The protein solution and matrix were both spotted on the clean MALDI plate, and dried. The MALDI plate was inserted into the instrument, and the sample analyzed.
The analysis of volatile and oxidation sensitive compounds was measured using electron ionization mass spectrometry, a hard ionization technique.
First, a lockable tube system was designed in order to enable full evacuation of the tube, followed by loading of the sample under cooling by liquid nitrogen.
The sample tube was connected to the inlet port, and the sample loaded into the instrument. The mass spectrum of the sample in this case tris(trifluoromethyl) phosphate, was then analyzed.
A molecular beam mass spectrometer coupled with synchrotron radiation was used to explore the electronic structure of gas phase molecules and clusters.
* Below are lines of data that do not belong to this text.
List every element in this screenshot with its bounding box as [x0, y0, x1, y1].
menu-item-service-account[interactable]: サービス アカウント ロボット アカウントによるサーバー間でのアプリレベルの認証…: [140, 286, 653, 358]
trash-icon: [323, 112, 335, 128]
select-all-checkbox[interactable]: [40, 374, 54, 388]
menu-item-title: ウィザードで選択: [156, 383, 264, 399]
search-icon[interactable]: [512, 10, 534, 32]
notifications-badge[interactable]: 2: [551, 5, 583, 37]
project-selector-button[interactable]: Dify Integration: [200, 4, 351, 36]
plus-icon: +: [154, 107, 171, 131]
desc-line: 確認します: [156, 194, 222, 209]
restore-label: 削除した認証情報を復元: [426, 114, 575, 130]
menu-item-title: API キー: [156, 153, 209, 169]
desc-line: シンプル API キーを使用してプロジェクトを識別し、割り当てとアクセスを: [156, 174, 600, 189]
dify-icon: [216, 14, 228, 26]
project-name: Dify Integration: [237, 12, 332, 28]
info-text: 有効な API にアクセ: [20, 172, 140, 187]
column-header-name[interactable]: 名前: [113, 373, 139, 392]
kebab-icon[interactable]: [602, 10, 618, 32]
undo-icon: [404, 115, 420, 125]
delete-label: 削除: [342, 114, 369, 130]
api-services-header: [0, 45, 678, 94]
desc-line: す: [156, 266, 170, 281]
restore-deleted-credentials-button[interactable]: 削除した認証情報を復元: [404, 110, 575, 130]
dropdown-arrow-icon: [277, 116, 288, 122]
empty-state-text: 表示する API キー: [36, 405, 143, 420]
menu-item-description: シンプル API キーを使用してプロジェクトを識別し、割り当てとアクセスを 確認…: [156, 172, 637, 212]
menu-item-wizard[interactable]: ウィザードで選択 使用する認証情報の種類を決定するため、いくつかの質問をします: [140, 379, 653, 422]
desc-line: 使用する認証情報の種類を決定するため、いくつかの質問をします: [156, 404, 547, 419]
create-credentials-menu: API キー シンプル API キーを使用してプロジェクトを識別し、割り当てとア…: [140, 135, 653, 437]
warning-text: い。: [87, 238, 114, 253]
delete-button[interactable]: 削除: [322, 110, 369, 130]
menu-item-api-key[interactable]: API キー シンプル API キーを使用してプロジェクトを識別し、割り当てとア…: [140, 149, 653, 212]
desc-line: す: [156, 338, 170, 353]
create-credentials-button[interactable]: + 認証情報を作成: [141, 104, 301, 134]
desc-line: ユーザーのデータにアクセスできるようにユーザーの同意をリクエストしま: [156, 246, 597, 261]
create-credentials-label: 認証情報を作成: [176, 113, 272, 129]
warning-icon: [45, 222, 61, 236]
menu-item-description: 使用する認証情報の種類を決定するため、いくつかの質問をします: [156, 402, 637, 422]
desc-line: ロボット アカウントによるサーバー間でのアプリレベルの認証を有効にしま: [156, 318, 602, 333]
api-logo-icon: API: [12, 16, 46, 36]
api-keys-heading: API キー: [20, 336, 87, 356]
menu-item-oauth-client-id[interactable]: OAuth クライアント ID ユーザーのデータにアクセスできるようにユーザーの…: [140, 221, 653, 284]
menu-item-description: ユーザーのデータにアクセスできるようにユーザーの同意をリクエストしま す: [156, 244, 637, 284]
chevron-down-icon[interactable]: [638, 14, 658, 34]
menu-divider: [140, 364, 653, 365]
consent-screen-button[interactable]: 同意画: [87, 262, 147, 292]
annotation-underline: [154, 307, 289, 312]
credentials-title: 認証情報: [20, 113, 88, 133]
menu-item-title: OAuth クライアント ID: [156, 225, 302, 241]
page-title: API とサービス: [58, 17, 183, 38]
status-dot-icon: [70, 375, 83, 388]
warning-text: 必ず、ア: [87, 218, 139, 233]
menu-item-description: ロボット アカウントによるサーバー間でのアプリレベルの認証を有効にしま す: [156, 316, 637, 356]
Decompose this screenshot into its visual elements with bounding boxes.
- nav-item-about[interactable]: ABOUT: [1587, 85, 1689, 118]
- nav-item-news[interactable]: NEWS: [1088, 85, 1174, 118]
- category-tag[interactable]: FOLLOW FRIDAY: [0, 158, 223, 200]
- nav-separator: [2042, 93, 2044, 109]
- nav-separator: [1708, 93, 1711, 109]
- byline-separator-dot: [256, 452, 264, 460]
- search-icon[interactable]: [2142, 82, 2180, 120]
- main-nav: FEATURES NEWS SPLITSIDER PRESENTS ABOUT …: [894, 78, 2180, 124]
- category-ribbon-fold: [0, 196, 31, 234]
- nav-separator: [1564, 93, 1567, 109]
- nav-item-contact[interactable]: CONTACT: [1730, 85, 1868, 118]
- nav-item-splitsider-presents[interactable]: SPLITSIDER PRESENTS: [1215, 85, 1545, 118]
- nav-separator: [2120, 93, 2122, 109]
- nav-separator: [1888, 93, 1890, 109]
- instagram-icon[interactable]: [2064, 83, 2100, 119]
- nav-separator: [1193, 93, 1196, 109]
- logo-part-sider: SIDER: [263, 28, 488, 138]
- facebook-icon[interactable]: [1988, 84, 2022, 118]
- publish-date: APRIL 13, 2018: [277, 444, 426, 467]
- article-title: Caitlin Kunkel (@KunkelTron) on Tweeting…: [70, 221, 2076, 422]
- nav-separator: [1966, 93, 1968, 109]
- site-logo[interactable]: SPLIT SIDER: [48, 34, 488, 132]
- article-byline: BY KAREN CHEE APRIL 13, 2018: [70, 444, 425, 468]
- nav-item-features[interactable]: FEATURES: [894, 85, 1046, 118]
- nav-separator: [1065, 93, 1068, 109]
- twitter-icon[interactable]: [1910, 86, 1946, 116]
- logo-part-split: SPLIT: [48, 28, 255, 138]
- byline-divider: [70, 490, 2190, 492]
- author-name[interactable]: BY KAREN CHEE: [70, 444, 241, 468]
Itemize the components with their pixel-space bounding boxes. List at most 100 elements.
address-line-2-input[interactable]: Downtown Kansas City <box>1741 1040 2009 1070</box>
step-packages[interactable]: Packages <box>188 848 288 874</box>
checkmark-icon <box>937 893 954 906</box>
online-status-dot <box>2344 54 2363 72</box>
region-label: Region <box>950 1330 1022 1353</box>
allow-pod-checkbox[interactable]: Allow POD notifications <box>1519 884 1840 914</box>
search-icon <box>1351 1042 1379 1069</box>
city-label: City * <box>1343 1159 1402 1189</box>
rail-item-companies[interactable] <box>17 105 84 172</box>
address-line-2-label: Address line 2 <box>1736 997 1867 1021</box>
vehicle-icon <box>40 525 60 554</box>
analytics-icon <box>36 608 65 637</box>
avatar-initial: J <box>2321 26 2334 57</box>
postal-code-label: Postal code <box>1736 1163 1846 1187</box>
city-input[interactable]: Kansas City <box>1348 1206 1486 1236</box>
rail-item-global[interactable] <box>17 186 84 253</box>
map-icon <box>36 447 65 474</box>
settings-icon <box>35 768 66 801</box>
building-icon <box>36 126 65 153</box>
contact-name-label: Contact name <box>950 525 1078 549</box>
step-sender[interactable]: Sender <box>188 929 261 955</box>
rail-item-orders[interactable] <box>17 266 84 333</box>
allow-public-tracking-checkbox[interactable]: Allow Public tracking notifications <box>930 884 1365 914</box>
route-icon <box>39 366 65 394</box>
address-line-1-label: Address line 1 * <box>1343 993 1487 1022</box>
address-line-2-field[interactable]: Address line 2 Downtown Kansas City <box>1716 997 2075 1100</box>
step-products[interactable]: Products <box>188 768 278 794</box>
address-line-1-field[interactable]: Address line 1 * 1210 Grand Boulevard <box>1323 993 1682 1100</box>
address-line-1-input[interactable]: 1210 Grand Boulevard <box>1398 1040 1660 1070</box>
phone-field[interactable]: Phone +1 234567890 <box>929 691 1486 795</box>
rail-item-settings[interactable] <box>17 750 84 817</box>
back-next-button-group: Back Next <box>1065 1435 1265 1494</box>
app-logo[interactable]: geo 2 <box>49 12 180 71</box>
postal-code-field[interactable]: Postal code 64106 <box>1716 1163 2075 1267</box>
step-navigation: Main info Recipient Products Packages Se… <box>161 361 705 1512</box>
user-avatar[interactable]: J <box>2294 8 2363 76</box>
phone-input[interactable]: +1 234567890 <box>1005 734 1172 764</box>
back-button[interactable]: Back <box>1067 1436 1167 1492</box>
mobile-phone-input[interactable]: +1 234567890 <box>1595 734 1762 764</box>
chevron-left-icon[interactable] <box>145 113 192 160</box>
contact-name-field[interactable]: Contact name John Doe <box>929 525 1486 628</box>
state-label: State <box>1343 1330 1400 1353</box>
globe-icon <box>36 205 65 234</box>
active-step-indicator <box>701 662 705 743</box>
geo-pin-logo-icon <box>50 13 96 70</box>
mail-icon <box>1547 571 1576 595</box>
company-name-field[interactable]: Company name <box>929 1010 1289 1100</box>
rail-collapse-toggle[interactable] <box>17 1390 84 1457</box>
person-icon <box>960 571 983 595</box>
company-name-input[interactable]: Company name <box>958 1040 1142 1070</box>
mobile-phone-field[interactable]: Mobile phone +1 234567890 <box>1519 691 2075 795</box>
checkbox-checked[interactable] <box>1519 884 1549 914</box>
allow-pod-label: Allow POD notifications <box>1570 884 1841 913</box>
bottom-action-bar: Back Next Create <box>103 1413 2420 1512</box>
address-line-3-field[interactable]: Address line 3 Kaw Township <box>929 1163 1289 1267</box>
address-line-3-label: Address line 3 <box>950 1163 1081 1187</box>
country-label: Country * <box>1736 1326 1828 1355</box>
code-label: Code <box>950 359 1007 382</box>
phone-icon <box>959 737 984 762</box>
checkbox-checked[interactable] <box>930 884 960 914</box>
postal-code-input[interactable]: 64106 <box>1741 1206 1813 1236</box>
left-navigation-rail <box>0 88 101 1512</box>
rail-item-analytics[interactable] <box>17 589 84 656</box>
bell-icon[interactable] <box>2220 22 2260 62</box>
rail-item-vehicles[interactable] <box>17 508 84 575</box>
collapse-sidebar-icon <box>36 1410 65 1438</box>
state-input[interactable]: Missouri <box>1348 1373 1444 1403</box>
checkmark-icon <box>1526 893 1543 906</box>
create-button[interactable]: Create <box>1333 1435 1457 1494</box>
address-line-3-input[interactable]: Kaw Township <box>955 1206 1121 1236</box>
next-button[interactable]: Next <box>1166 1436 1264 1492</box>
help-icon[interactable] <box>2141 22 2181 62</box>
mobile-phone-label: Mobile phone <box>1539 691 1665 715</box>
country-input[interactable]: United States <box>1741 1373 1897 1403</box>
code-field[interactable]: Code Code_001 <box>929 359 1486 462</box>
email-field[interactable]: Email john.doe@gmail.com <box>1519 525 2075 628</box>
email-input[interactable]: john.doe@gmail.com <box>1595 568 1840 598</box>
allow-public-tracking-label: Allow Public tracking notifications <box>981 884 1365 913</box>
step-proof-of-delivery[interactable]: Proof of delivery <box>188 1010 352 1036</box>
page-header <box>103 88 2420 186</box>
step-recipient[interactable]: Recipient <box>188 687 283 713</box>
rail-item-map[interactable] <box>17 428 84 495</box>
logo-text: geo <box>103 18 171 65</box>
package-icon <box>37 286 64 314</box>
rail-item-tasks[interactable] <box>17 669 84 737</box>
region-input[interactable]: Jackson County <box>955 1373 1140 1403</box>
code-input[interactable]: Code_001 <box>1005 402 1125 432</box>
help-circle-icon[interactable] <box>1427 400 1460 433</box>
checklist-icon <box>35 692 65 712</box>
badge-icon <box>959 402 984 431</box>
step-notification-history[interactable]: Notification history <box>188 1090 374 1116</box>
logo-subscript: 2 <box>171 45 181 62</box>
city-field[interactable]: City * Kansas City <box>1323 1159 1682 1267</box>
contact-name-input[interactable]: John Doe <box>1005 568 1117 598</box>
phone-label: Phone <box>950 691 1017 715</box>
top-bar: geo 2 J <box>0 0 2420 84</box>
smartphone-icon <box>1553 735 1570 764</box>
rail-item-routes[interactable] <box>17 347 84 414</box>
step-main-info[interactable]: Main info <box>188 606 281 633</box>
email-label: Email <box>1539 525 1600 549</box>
The molecular beam, integrated with synchrotron radiation, provided a selective ionization method to probe molecules in the gas phase.
The sample was loaded into the nozzle, the nozzle reloaded into the instrument, and the photon beam allowed to enter the chamber.
The mass spectrum was then collected and compared to photoionization efficiency data in order to determine the electronic structure of molecules.
You've just watched JoVE's introduction to mass spectrometry. You should now understand the basic instrumentation of mass spectrometry, and how to run a basic mass-spectrometry-based analysis.